Alan et moi avons vu notre premier film en anglais. Expérience intéressante avec "Thor" qui n'est pas trop compliqué à suivre ! ;-)
Je me régale des nombreux restaurants et cafés végétariens/vegans de Toronto et me suis rendue "addict" des smoothies de Fresh ! =) Surtout depuis que l'un des deux resto se situe à 5 min de l'auberge de jeunesse... ;-)
Nous avons rencontré des filles de l'association Because I Am A Girl. Une association que nous avons très envie d'aider dès que nous pourrons ! =) Et ils embauchent ! ;-)

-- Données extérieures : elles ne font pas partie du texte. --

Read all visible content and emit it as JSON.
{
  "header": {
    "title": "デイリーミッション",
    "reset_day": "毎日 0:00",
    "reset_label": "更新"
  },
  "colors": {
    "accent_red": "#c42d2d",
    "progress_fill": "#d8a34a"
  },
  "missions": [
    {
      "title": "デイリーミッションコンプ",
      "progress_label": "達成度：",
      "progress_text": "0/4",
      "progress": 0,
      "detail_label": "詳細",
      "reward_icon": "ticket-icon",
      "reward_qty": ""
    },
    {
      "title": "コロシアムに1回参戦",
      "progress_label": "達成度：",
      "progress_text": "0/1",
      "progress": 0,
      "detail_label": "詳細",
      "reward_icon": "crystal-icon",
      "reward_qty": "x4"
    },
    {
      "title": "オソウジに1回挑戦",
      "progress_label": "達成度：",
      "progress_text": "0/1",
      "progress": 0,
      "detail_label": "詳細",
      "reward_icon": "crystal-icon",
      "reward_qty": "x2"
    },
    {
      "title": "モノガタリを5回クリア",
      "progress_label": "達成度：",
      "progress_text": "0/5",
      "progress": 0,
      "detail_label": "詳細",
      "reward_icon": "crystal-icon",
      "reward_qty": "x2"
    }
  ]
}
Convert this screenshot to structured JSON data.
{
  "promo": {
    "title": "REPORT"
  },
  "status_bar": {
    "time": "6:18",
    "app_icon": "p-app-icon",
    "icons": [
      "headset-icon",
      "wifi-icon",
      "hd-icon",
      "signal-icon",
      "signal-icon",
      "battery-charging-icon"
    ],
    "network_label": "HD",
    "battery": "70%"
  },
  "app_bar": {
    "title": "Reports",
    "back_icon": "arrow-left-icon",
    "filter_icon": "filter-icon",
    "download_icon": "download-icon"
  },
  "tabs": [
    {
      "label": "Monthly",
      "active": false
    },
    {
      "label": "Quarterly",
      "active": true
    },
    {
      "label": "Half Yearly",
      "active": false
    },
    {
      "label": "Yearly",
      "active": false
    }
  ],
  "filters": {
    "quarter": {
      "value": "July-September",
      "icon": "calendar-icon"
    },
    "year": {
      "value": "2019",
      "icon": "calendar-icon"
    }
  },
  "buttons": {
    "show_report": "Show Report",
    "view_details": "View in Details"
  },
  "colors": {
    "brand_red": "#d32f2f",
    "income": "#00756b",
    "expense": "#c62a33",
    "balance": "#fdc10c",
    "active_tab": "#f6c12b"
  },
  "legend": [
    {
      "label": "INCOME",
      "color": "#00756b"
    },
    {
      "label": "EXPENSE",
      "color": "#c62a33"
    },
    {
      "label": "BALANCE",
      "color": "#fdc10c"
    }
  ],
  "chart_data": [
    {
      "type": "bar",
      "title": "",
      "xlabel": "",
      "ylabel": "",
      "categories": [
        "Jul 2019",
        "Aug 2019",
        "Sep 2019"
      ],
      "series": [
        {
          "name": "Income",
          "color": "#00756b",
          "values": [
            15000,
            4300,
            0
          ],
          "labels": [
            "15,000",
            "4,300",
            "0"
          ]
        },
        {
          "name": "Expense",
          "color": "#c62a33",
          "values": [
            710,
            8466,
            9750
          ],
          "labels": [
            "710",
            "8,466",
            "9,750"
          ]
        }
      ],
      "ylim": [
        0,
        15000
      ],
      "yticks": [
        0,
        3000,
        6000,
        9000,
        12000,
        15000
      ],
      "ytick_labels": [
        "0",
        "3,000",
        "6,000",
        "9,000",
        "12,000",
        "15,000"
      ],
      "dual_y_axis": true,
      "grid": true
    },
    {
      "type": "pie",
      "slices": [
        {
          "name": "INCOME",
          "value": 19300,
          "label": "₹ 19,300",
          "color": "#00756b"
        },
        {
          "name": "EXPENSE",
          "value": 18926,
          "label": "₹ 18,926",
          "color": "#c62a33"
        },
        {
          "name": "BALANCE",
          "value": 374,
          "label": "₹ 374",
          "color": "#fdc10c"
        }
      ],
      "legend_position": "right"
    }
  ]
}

Léti (amie toulousaine arrivée à Toronto il y a moins de 3 semaines), dépitée de ne pas trouver de job aussi vite qu'elle le faisait avant, a décidé de partir au Aspey Valley Wildlife Sanctuary, et concrétise par là un rêve de plusieurs années. Je la suivrais bien si je ne m'étais pas déjà engagée auprès de la Toronto Vegetarian Association pour laquelle je ferai photographe et vendeuse de tickets pour la Compassion Week.
Mon projet de Wwoofing étant tombée à l'eau, je garde cette idée de côté (volontariat dans un sanctuaire animalier). Cela me permettra de faire vivre mon activisme autrement, d'autant plus que la "nature" et le contact avec d'autres animaux me manquent sérieusement (mon énergie vitale ;-)...
L'idée d'aider dans une farm sanctuary (exemple de l'une d'entre elles) m'a aussi traversé l'esprit sachant qu'il est possible d'être payée dans certains cas. Mais ce n'est pas ma priorité dans ce contexte...
La Cedar Row Farm Sanctuary se trouve à environ 1h30 de Toronto et je compte bien dès que possible me rendre sur place. Une ferme sanctuaire est un lieu où sont sauvés des animaux de l'abus, des négligences ou de l’abattage. Généralement c'est un havre de paix pour animaux non-humains issus de l'exploitation animale. Cela concerne donc généralement les animaux dits "de consommation" et subissant de plein fouet notre spécisme : bovins, porcins, oiseaux mais également équidés pour ne citer qu'eux. Ces endroits sont une des nombreuses formes de l'activisme pour les droits de l'Animal.
Le spécisme :
Le spécisme est à l'espèce ce que le racisme et le sexisme sont respectivement à la race et au sexe : la volonté de ne pas prendre en compte (ou de moins prendre en compte) les intérêts de certains au bénéfice d'autres, en prétextant des différences réelles ou imaginaires mais toujours dépourvues de lien logique avec ce qu'elles sont censées justifier.
En pratique, le spécisme est l'idéologie qui justifie et impose l'exploitation et l'utilisation des animaux par les humains de manières qui ne seraient pas acceptées si les victimes étaient humaines.
Les animaux sont élevés et abattus pour nous fournir de la viande ; ils sont pêchés pour notre consommation ; ils sont utilisés comme modèles biologiques pour nos intérêts scientifiques ; ils sont chassés pour notre plaisir sportif.
La lutte contre ces pratiques et contre l'idéologie qui les soutient est la tâche que se donne le mouvement de libération animale.
Ce site de par sa clarté et sa qualité graphique est intéressant à connaître à ce propos. Il a été crée entre autres par Yves Bonnardel, l'un des chefs de fil des Cahiers Antispécistes et également auteur.